The problem is that I’d like to optimize hyperparameters, preferably using the sklearn’s API. Unfortunately, the XGBClassifier expects X and Y arrays and not the DMatrix.

Did anyone solve such issue?

Here’s MWE with a tiny, fake data set:

import numpy as np
import xgboost as xgb
from sklearn.metrics import confusion_matrix
from sklearn.model_selection import GridSearchCV

if __name__ == '__main__':
    clf = xgb.XGBClassifier()
    clf = GridSearchCV(
        clf,
        {
            'n_estimators': [2, 3],
            'max_depth': [1, 2]
        },
        cv=2
    )

    x = np.concatenate(
        [np.random.uniform(-1, 1, 100).reshape(-1, 1), np.random.random_integers(0, 2, 100).reshape(-1, 1)],
        axis=1
    )
    y = np.random.random_integers(0, 1, 100)

    # NUMPY ARRAY
    model = clf.fit(x, y)

    test_x = np.array([[-.32, 2], [.44, 1], [.96, 2], [-.01, 1], [.45, 0]])
    test_y = np.array([0, 0, 1, 1, 1])
    test_predicted = model.predict(test_x)

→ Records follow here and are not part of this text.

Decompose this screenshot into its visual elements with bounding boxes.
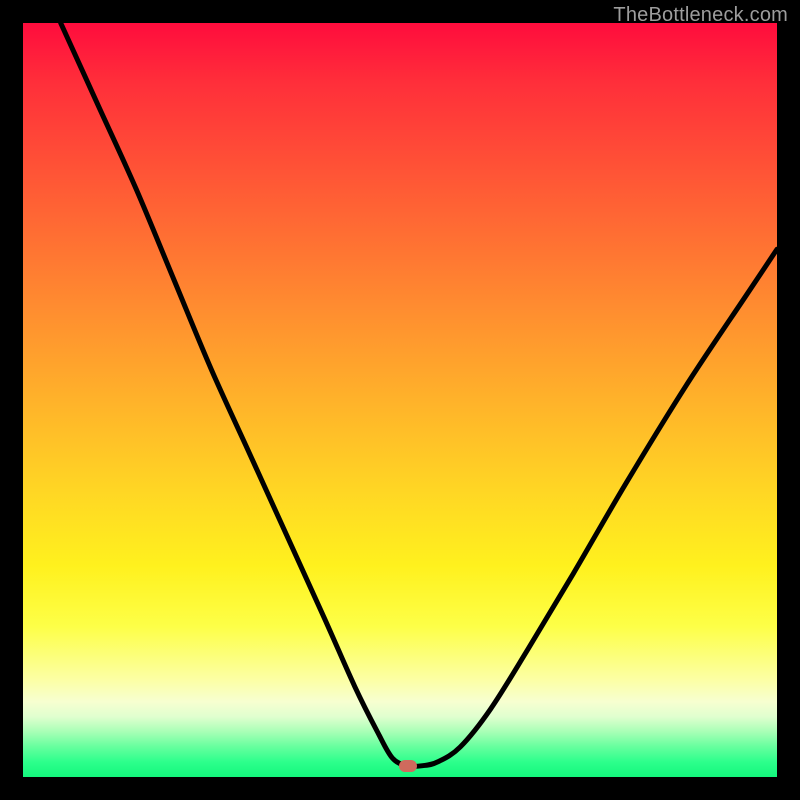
bottleneck-curve [23,23,777,777]
chart-frame: TheBottleneck.com [0,0,800,800]
plot-area [23,23,777,777]
optimal-point-marker [399,760,417,772]
watermark-text: TheBottleneck.com [613,4,788,27]
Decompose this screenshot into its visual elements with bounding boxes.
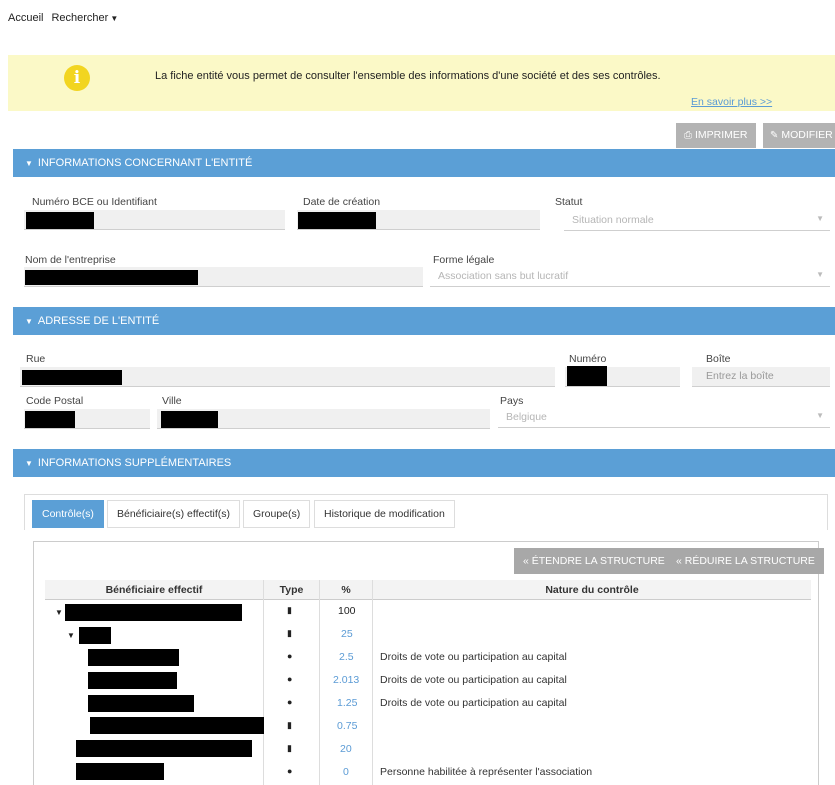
redacted-beneficiary-name — [90, 717, 264, 734]
building-icon: ▮ — [287, 743, 292, 753]
status-value: Situation normale — [572, 214, 654, 226]
redacted-date — [298, 212, 376, 229]
chevron-down-icon: ▼ — [816, 214, 824, 223]
percent-value: 2.013 — [333, 674, 360, 686]
redacted-beneficiary-name — [65, 604, 242, 621]
country-value: Belgique — [506, 411, 547, 423]
print-button-label: IMPRIMER — [695, 129, 748, 141]
percent-value: 2.5 — [339, 651, 354, 663]
redacted-beneficiary-name — [79, 627, 111, 644]
country-select[interactable]: Belgique ▼ — [498, 408, 830, 428]
caret-down-icon[interactable]: ▼ — [55, 608, 63, 617]
column-header-beneficiary: Bénéficiaire effectif — [45, 580, 263, 600]
column-divider — [263, 580, 264, 785]
collapse-structure-button[interactable]: « RÉDUIRE LA STRUCTURE — [667, 548, 824, 574]
redacted-street — [22, 370, 122, 385]
caret-down-icon: ▼ — [25, 317, 33, 326]
info-banner-text: La fiche entité vous permet de consulter… — [155, 70, 661, 82]
person-icon: ● — [287, 697, 293, 707]
section-title-extra: INFORMATIONS SUPPLÉMENTAIRES — [37, 457, 232, 469]
percent-value: 20 — [340, 743, 352, 755]
learn-more-link[interactable]: En savoir plus >> — [691, 96, 772, 108]
chevron-down-icon: ▼ — [816, 411, 824, 420]
info-icon: i — [64, 65, 90, 91]
redacted-postal-code — [25, 411, 75, 428]
control-nature: Droits de vote ou participation au capit… — [380, 651, 567, 663]
top-nav: Accueil Rechercher ▼ — [8, 12, 118, 24]
postal-code-label: Code Postal — [26, 395, 84, 407]
tab-groups[interactable]: Groupe(s) — [243, 500, 311, 528]
legal-form-select[interactable]: Association sans but lucratif ▼ — [430, 267, 830, 287]
expand-structure-button[interactable]: « ÉTENDRE LA STRUCTURE — [514, 548, 674, 574]
box-placeholder: Entrez la boîte — [706, 370, 774, 382]
column-header-percent: % — [320, 580, 372, 600]
company-name-label: Nom de l'entreprise — [25, 254, 116, 266]
redacted-number — [567, 366, 607, 386]
person-icon: ● — [287, 674, 293, 684]
edit-button-label: MODIFIER — [781, 129, 833, 141]
column-header-type: Type — [264, 580, 319, 600]
building-icon: ▮ — [287, 605, 292, 615]
redacted-beneficiary-name — [76, 740, 252, 757]
building-icon: ▮ — [287, 628, 292, 638]
redacted-city — [161, 411, 218, 428]
nav-search-label: Rechercher — [51, 12, 109, 24]
redacted-beneficiary-name — [88, 649, 179, 666]
redacted-beneficiary-name — [76, 763, 164, 780]
section-header-address[interactable]: ▼ ADRESSE DE L'ENTITÉ — [13, 307, 835, 335]
control-nature: Droits de vote ou participation au capit… — [380, 697, 567, 709]
percent-value: 25 — [341, 628, 353, 640]
percent-value: 0.75 — [337, 720, 358, 732]
caret-down-icon: ▼ — [25, 159, 33, 168]
country-label: Pays — [500, 395, 524, 407]
printer-icon: ⎙ — [684, 130, 692, 141]
tab-controls[interactable]: Contrôle(s) — [32, 500, 104, 528]
edit-button[interactable]: ✎ MODIFIER — [763, 123, 835, 148]
legal-form-label: Forme légale — [433, 254, 495, 266]
status-select[interactable]: Situation normale ▼ — [564, 211, 830, 231]
percent-value: 0 — [343, 766, 349, 778]
status-label: Statut — [555, 196, 583, 208]
column-header-nature: Nature du contrôle — [373, 580, 811, 600]
percent-value: 1.25 — [337, 697, 358, 709]
tab-history[interactable]: Historique de modification — [314, 500, 455, 528]
section-header-entity[interactable]: ▼ INFORMATIONS CONCERNANT L'ENTITÉ — [13, 149, 835, 177]
control-nature: Droits de vote ou participation au capit… — [380, 674, 567, 686]
redacted-beneficiary-name — [88, 695, 194, 712]
print-button[interactable]: ⎙ IMPRIMER — [676, 123, 756, 148]
redacted-bce — [26, 212, 94, 229]
legal-form-value: Association sans but lucratif — [438, 270, 569, 282]
building-icon: ▮ — [287, 720, 292, 730]
nav-home-link[interactable]: Accueil — [8, 12, 43, 24]
created-label: Date de création — [303, 196, 381, 208]
number-label: Numéro — [569, 353, 607, 365]
column-divider — [372, 580, 373, 785]
section-title-entity: INFORMATIONS CONCERNANT L'ENTITÉ — [37, 157, 253, 169]
pencil-icon: ✎ — [770, 130, 779, 141]
bce-label: Numéro BCE ou Identifiant — [32, 196, 157, 208]
street-label: Rue — [26, 353, 46, 365]
caret-down-icon: ▼ — [25, 459, 33, 468]
box-label: Boîte — [706, 353, 731, 365]
column-divider — [319, 580, 320, 785]
city-label: Ville — [162, 395, 182, 407]
person-icon: ● — [287, 651, 293, 661]
person-icon: ● — [287, 766, 293, 776]
redacted-company-name — [25, 270, 198, 285]
section-header-extra[interactable]: ▼ INFORMATIONS SUPPLÉMENTAIRES — [13, 449, 835, 477]
nav-search-menu[interactable]: Rechercher ▼ — [51, 12, 118, 24]
tab-beneficiaries[interactable]: Bénéficiaire(s) effectif(s) — [107, 500, 241, 528]
redacted-beneficiary-name — [88, 672, 177, 689]
info-banner: i La fiche entité vous permet de consult… — [8, 55, 835, 111]
caret-down-icon: ▼ — [110, 14, 119, 23]
control-nature: Personne habilitée à représenter l'assoc… — [380, 766, 593, 778]
chevron-down-icon: ▼ — [816, 270, 824, 279]
section-title-address: ADRESSE DE L'ENTITÉ — [37, 315, 160, 327]
caret-down-icon[interactable]: ▼ — [67, 631, 75, 640]
percent-value: 100 — [338, 605, 356, 617]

    cm = confusion_matrix(test_y, test_predicted)

    # DMATRIX
    dmatrix = xgb.DMatrix(x, y)
    # clf.???

I don’t think it’s currently possible using the sklearn API.

Could you use the xgboost.cv method? Link to docs: https://xgboost.readthedocs.io/en/latest/python/python_api.html#module-xgboost.training

I thought about using sklearn.model_selection.RandomizedSearchCV or sklearn.model_selection.GridSearchCV and pass xgb.XGBoostClassifier as a model, then fit it with xgb.DMatrix which, I’m affraid is impossible. At least that was something I found intuitive.

Do you suggest me to just use the xgboost.cv method multiple times with different model parameters?

Hmm good point it still won’t do what you want it to do.

What if you wrap the XGB learner and override the fit function something like (untested code):

class XGBSKWrapper(object):
  def __init__(self):
    self.booster = None

  def fit(self, X, y):
    dmatrix = DMatrix(X, y)
    self.booster = xgb.train(dmatrix, ...)

  def score(self, X, y):
    # Return the booster score here...

then you pass that object to the CV function. AFAIK the CV expects the estimator to provide the fit and score functions only.

See sklearn’s docs as well: User Guide and GirdSearchCV

Edit: This will require loading X, y into memory so I don’t know if it will help your case. Maybe numpy.memmap could help but my guess is something would break.

That wouldn’t work for me, unfortunately. Thanks for your commitment.

I’m going to use hyperopt along xgb.cv.